We know that slope of a tangent is given by differentiating the equation of the parabola. So, slope of tangents to parabola (i) at the point of intersection is,
$\begin{align}
  & \dfrac{d\left( {{y}^{2}} \right)}{dx}=\dfrac{d\left( 4ax \right)}{dx} \\
 & 2y\dfrac{dy}{dx}=4a \\
 & \dfrac{dy}{dx}=\dfrac{4a}{2y} \\
 & \dfrac{dy}{dx}=\dfrac{2a}{y} \\
\end{align}$
On putting $y=\pm 2a$, we get,
$\dfrac{dy}{dx}=\dfrac{2a}{\pm 2a}$
Now, we know that $\dfrac{dy}{dx}$ gives us the value of slope. So, we can write the slope of the first parabola, $\dfrac{dy}{dx}$ as ${{m}_{1}}$. So, we can write,
${{m}_{1}}=\pm 1$
Now, we will find the slope of tangent to parabola (ii) at the point of intersection.
\[\begin{align}
  & \dfrac{d\left( {{y}^{2}} \right)}{dx}=\dfrac{d\left( -4a\left( x-2a \right) \right)}{dx} \\
 & \dfrac{d\left( {{y}^{2}} \right)}{dx}=\dfrac{d\left( -4ax+8{{a}^{2}} \right)}{dx} \\
 & 2y\dfrac{dy}{dx}=-4a \\
 & \dfrac{dy}{dx}=\dfrac{-4a}{2y} \\
 & \dfrac{dy}{dx}=\dfrac{-2a}{y} \\
\end{align}\]
On substituting $y=\pm 2a$, we get,
$\begin{align}
  & \dfrac{dy}{dx}=\dfrac{-2a}{\pm 2a} \\
 & \dfrac{dy}{dx}=\dfrac{2a}{\mp 2a} \\
\end{align}$
Now, we know that $\dfrac{dy}{dx}$ gives us the value of slope. So, we can write the slope of the second parabola, $\dfrac{dy}{dx}$ as ${{m}_{2}}$. So, we can write,
${{m}_{2}}=\mp 1$
Now, we know that if the product of two slopes or tangents is equal to (-1), then the tangents are perpendicular to each other.
So, here we get,
$\begin{align}
  & {{m}_{1}}{{m}_{2}}=\left( \pm 1 \right)\left( \mp 1 \right) \\
 & {{m}_{1}}{{m}_{2}}=-1 \\
\end{align}$
Hence, we have proved that two parabolas, having the same focus and their axes in opposite directions, cut at right angles.

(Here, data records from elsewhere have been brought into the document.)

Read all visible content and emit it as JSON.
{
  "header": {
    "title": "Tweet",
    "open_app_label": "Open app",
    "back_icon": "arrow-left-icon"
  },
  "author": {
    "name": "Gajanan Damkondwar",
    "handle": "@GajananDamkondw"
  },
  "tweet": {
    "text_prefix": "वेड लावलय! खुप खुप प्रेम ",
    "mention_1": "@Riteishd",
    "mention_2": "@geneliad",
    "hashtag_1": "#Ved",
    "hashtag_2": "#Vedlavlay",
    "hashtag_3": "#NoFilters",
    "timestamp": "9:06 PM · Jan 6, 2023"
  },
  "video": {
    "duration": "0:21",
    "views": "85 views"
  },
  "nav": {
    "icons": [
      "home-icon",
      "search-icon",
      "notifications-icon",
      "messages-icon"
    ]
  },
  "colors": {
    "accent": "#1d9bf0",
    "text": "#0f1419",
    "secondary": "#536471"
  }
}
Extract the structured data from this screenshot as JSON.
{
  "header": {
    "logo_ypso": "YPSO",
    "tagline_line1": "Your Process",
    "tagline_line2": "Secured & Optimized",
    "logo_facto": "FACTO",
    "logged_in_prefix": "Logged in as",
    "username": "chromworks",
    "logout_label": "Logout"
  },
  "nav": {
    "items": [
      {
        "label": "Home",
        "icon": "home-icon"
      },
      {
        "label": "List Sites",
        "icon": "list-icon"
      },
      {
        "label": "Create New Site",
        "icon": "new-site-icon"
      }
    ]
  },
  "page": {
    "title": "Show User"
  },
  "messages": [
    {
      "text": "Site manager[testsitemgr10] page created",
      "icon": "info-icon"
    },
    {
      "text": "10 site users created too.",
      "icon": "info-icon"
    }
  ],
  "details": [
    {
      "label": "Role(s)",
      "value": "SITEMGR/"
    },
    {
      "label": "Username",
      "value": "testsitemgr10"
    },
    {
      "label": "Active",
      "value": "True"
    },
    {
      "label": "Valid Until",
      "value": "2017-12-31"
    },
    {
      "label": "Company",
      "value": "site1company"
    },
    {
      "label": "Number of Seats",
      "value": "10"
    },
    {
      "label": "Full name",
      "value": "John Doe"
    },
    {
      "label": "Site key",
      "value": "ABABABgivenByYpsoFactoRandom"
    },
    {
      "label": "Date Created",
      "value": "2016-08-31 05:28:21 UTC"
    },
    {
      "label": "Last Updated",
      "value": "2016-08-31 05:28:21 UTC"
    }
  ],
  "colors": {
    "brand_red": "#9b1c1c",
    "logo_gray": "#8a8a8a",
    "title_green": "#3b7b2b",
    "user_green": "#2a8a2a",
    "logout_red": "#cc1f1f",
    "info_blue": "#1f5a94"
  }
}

Note: While solving this question, many students get confused while finding ${{m}_{2}}$, and may skip the minus sign before 2a and due to this they will get, ${{m}_{2}}=\pm 1$. So, in the last step, while taking the product of the two slopes, they we get, ${{m}_{1}}{{m}_{2}}=\left( \pm 1 \right)\left( \pm 1 \right)=1$ and not equal to (-1). Therefore, the students must be careful while solving this question.